Better for students to live in the present and learn from the past, than to pretend that education somehow gives us a way to control the future. (The future economy, at least.)

But present-day students are listening for the call on their life that will take them into their future. So let me suggest that the Christian college should orient its curriculum (and co-curriculum, though that’s beyond my ken) so as to help students hear that call.

To keen their ears in that way, I think students need chiefly to learn about three topics: the Caller, the Called, and the Context.

The Caller

The starting point for any Christian’s understanding of vocation is the recognition that a calling doesn’t originate with her, or any other human. To listen for the voice of vocation is to listen for the voice that spoke Creation into existence: the wilderness-shaking, flame-flashing voice of majesty and power (Ps 29) that spoke to Elijah out of “sheer silence” (1 Kgs 19:12).
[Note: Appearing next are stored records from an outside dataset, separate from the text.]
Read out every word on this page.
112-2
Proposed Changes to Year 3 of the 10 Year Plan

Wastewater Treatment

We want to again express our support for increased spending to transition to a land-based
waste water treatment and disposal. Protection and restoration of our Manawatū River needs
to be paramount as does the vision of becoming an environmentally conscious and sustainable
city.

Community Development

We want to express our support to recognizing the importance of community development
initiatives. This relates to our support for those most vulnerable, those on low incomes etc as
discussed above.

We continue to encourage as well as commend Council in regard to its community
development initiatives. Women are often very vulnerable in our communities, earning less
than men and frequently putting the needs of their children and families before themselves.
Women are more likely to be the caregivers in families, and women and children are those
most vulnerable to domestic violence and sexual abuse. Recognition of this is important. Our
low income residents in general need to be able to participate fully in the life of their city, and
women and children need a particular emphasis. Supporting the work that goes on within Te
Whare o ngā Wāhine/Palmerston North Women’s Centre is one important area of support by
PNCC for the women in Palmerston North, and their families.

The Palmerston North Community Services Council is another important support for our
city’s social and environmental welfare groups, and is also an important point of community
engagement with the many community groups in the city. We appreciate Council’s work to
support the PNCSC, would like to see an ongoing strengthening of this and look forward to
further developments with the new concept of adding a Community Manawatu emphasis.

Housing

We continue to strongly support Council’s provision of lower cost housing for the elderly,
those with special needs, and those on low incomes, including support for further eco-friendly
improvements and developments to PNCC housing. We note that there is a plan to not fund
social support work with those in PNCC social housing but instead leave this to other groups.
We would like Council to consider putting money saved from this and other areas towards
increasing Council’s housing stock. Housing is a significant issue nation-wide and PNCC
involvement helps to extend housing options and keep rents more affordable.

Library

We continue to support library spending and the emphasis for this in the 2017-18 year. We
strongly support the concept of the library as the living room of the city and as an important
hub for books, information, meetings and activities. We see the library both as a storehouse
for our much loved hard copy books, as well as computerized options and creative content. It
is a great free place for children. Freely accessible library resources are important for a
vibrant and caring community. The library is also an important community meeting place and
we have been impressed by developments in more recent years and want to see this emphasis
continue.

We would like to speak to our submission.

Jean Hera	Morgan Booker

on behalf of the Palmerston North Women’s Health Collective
Having once called children like Samuel and Jeremiah, that voice is surely still speaking to not-quite-adults today.

So the vocational heart of any Christian college curriculum should be the study of that Caller. That implies the centrality of theology and biblical studies, but not just those fields. The Father who creates and covenants, the Son who redeems and reconciles, and the Spirit who counsels and empowers can be known in many and various ways. (Perhaps even through the study of history, which can’t reveal God’s mind but can, in a sense, resurrect those made in God’s image. Or, as I blogged here earlier this spring, it at least “drives me to talk to God.”)

The Called

But if the voice of calling does not start with us, it must be heard by us. So alongside the divine, triune person at its center, the Christian college curriculum should also seek to make known the singular, human person receiving the call. For God’s call is finely tuned to each and every one of his children that he names, claims, and sends in baptism.

Flexible enough to allow exploration and experimentation and inflexible enough to force some hard looks in unflattering mirrors, our curriculum should free students from self-delusion and free them for self-discovery. Only then can they start to hear what Frederick Buechner called “the voice of our own gladness,” which calls us to that which “leaves us with the strongest sense of sailing true north and of peace, which is much of what gladness is.” (Maybe even through the study of history, which can be a source of both personal and collective identity.)

The Context

If it is to help the Called hear the Caller, then the Christian college must help students to concentrate. For to listen to God’s voice is to stop listening to what Buechner called “the great blaring, boring, banal voice of our mass culture, which threatens to deafen us all by blasting forth that the only thing that really matters about your work is how much it will get you in the way of salary and status, and that if it is gladness that you are after, you can save that for weekends.”

But it’s as imperative that the Christian college amplify other voices: the piercing cries of those who suffer from injustice and illness, war and want, persecution and poverty. God does not call us into abstraction, but into a particular context, to meet particular needs at a particular time. So our curriculum must help students to know and love the same world that distracts them. (Certainly through the study of history, which explains the present effects of past causes in all their interconnected complexity.)

There’s a lot more to be said here than these rather broad assertions. And because their students and context will vary, no Christian college will have precisely the same vocation or the same curriculum. But this much might be generally true: by teaching our students to know and love God, and to know and love their neighbors as they know and love themselves, we might become part of God’s answer to Buechner’s prayer for students: 

Be present especially with the young who must choose between many voices. Help them to know how much an old world needs their youth and gladness. Help them to know that there are words of truth and healing that will never be spoken unless they speak them, and deeds of compassion and courage that will never be done unless they do them.